While preparing for the job of US Secretary of Energy in the incoming Obama administration (and being  director of one the top labs in the US and Nobel Prize winner to boot), Steven Chu has somehow found time to post the results of his latest experiment on the arXiv. And it’s an impressive piece of work too.

Chu, who is director of the Lawrence Berkeley National Laboratory, and his colleagues have built an atom interferometer with a sensitivity that is dramatically higher than previous models. To prove its worth, they’ve measured the fine structure constant to an accuracy of 3.4 parts per billion, which is within an order of magnitude of the best measurements.

But the real benefit of the new device is that, among other things, it will allow a new generation of tests of the equivalence principle. That is, it will test whether  the m in F=ma and the m’s in F = Gm1.m2/r^2 refer to the same thing.

In physics-speak, the question is whether gravitational and inertial mass are the same. It’s something we always assume but have never proven and there are a number of ongoing programs to study the question.

Here’s how Chu’s work will change the game…

Atom interferometers work by zapping a beam of atoms with photons, causing it to split in two . The two beams then travel different paths, perhaps under the influence of gravity,  before being zapped again by photos that push them together again where they interfere. Any difference in their paths then shows up in the interference pattern they produce.
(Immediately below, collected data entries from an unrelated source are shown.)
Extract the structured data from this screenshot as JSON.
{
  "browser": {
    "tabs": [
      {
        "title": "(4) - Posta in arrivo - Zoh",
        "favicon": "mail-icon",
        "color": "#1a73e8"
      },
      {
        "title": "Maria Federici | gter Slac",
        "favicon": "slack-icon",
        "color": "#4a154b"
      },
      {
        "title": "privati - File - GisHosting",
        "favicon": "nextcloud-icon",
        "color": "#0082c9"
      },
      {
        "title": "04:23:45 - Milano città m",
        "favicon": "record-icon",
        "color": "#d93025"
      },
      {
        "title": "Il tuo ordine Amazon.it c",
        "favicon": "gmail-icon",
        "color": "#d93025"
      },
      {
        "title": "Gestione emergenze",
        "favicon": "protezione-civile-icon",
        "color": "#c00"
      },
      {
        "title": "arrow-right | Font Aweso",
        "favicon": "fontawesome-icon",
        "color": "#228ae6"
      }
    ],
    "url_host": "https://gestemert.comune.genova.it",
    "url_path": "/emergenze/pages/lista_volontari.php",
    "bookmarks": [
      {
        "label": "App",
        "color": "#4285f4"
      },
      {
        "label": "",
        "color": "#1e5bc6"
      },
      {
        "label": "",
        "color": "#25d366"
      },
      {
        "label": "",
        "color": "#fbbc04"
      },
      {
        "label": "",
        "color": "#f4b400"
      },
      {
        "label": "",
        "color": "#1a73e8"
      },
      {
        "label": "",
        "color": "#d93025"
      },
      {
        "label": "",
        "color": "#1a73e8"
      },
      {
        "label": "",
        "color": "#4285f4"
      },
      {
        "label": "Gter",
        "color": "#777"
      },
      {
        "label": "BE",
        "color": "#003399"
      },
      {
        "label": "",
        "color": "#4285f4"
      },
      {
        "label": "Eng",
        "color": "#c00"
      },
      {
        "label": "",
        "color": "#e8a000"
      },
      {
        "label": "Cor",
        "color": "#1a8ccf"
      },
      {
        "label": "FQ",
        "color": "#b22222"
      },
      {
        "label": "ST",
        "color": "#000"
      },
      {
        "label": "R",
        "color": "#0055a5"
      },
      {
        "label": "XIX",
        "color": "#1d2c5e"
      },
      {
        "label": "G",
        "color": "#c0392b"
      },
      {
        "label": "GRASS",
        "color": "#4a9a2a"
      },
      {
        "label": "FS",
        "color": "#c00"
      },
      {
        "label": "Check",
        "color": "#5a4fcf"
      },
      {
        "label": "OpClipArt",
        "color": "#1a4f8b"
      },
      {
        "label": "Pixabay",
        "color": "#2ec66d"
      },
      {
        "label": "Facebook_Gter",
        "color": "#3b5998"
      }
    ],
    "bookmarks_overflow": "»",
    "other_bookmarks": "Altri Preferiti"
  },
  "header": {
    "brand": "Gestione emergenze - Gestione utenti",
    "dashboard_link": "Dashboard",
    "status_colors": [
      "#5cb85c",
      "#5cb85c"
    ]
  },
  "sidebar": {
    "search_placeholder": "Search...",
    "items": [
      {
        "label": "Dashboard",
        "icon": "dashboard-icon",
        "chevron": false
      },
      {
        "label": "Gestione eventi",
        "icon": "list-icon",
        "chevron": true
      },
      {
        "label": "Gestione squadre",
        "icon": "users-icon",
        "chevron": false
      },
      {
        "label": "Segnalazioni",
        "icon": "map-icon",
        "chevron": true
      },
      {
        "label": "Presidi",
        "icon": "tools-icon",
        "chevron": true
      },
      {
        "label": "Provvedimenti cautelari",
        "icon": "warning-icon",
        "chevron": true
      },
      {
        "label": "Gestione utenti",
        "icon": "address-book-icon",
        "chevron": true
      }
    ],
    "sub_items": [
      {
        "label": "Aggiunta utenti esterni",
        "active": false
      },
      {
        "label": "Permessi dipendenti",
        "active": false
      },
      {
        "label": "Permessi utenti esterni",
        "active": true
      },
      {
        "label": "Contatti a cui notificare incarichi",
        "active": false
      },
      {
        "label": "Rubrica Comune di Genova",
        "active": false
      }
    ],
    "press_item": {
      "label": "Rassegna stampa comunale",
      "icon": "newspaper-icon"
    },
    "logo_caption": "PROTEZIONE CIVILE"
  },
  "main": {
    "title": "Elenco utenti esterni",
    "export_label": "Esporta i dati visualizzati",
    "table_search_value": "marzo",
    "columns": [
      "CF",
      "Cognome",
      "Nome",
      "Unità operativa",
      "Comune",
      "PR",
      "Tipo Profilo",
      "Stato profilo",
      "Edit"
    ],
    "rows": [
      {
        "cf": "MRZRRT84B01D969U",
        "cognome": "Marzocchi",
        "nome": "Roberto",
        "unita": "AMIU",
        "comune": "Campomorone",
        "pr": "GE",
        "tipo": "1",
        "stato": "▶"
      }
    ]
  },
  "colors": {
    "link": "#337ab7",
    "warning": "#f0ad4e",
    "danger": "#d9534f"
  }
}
The trouble is that the photons have to be identical, otherwise they kick the atoms in different ways, introducing extra changes in the interference pattern that swamp the signal you’re trying to see.

This problem significantly limits the size of interferometers and hence the sensitivity of their measurements.

What Chu and colleagues have done is develop a method for cancelling any  differences in the photons being used.

That makes it possible to build much larger interferometers. In fact, in their first set of experiments, Chu and co have increased the area enclosed by the arms of the interferometer by a factor of 2500.  That’s a massive increase.

It also allows atoms of different types to be used in the same interferometer, opening the way to amazingly sensitive tests of the equivalence principle.

Not bad for a busy chap. Let’s look forward the breakthroughs Chu can come up with while in office.

Ref: http://arxiv.org/abs/0901.1819: Noise-Immune Conjugate Large-Area Atom Interferometers

14 Responses to “Trick of the light boosts atom interferometer sensitivity”

  1. Stephen says:

    A more sensitive atom interferometer could also be useful in detecting/disproving the holographic principle.